Smartwatch Signals and Blood Tests Team Up for Early Warning on Insulin Resistance
Posted on 25 Mar 2026
Insulin resistance is a metabolic state in which insulin becomes less effective at regulating blood glucose, often progressing silently until prediabetes or type 2 diabetes emerges. Routine screening can miss early disease and the reference test is costly and time-intensive, limiting widespread use. Early identification enables lifestyle interventions that can reverse risk trajectories. To help address this gap, researchers have introduced a multimodal approach that combines smartwatch data with routine blood tests to improve early detection of insulin resistance.
The approach was evaluated in the Wearables for Metabolic Health (WEAR-ME) study, which aggregated remotely collected smartwatch signals with standard laboratory measures of cholesterol, insulin, and glucose, plus health and lifestyle questionnaires. Investigators trained deep neural networks on data from 1,165 individuals. They then validated model performance using cross-validation and an independent cohort of 72 participants. The findings were published in Nature on March 16, 2026.
The system integrates wearable-derived features with demographic and laboratory information to generate an insulin resistance risk prediction. Fine-tuning the model with a wearable foundation model (WFM) pretrained on 40 million hours of sensor data further enhanced accuracy. A model that combined WFM-derived representations with demographics outperformed a demographics-only baseline, with area under the receiver operating characteristic curve (AUROC) of 0.75 versus 0.66. Adding WFM representations to an optimized model containing demographics, fasting glucose, and a lipid panel improved AUROC to 0.88 from 0.76.

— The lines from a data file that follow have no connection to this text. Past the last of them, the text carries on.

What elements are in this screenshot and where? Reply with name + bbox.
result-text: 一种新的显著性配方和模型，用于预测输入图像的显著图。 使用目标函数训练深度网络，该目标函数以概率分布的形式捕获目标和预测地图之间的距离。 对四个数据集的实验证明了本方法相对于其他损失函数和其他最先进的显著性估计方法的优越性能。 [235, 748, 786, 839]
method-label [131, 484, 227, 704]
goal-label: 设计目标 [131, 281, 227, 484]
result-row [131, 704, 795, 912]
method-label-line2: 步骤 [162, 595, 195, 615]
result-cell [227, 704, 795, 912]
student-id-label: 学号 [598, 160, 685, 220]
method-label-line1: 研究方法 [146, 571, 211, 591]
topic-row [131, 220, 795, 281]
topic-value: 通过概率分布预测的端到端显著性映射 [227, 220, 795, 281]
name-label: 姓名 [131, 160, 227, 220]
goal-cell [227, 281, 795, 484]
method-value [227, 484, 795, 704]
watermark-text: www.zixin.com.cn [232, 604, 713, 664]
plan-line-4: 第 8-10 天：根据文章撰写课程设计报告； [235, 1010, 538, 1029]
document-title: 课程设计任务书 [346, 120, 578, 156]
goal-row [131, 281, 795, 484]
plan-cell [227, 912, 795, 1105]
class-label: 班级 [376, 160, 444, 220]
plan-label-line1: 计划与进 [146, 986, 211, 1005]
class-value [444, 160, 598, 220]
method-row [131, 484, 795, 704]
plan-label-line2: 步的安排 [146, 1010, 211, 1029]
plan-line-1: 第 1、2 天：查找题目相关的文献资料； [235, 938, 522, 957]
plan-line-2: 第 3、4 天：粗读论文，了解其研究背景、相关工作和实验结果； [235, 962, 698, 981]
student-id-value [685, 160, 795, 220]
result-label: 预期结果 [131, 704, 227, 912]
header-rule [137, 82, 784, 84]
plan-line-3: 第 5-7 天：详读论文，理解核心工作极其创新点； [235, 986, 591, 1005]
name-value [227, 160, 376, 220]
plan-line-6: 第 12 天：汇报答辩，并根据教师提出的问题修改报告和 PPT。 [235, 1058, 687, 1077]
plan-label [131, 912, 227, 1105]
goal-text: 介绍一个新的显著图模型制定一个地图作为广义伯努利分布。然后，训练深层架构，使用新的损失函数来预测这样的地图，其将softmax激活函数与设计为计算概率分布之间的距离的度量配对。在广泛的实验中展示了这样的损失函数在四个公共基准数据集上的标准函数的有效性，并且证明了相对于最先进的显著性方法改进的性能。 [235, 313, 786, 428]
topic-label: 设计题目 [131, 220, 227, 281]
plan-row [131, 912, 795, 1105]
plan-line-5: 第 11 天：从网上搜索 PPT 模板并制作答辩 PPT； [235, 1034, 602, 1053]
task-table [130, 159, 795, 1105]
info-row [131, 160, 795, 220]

The team also developed an insulin resistance literacy and understanding agent (IR agent) to communicate results to users. The IR agent uses a reason-and-act (ReAct) framework built on a large language model (LLM), in this case Gemini 2.0 Flash, to plan responses, search for current information, perform calculations, and interface with the prediction models. Endocrinologists assessed the agent’s explanations, rating 79% of responses as completely factually accurate and 96% as safe. The agent accurately referenced and interpreted blood test values.
If supported by additional validation, this multimodal strategy could enable scalable, at-home screening and triage pathways for metabolic risk, while reserving resource-intensive testing for those most likely to benefit. Earlier identification of insulin resistance may facilitate timely counseling on weight management, exercise, and diet, with the goal of preventing progression to diabetes and avoiding downstream complications.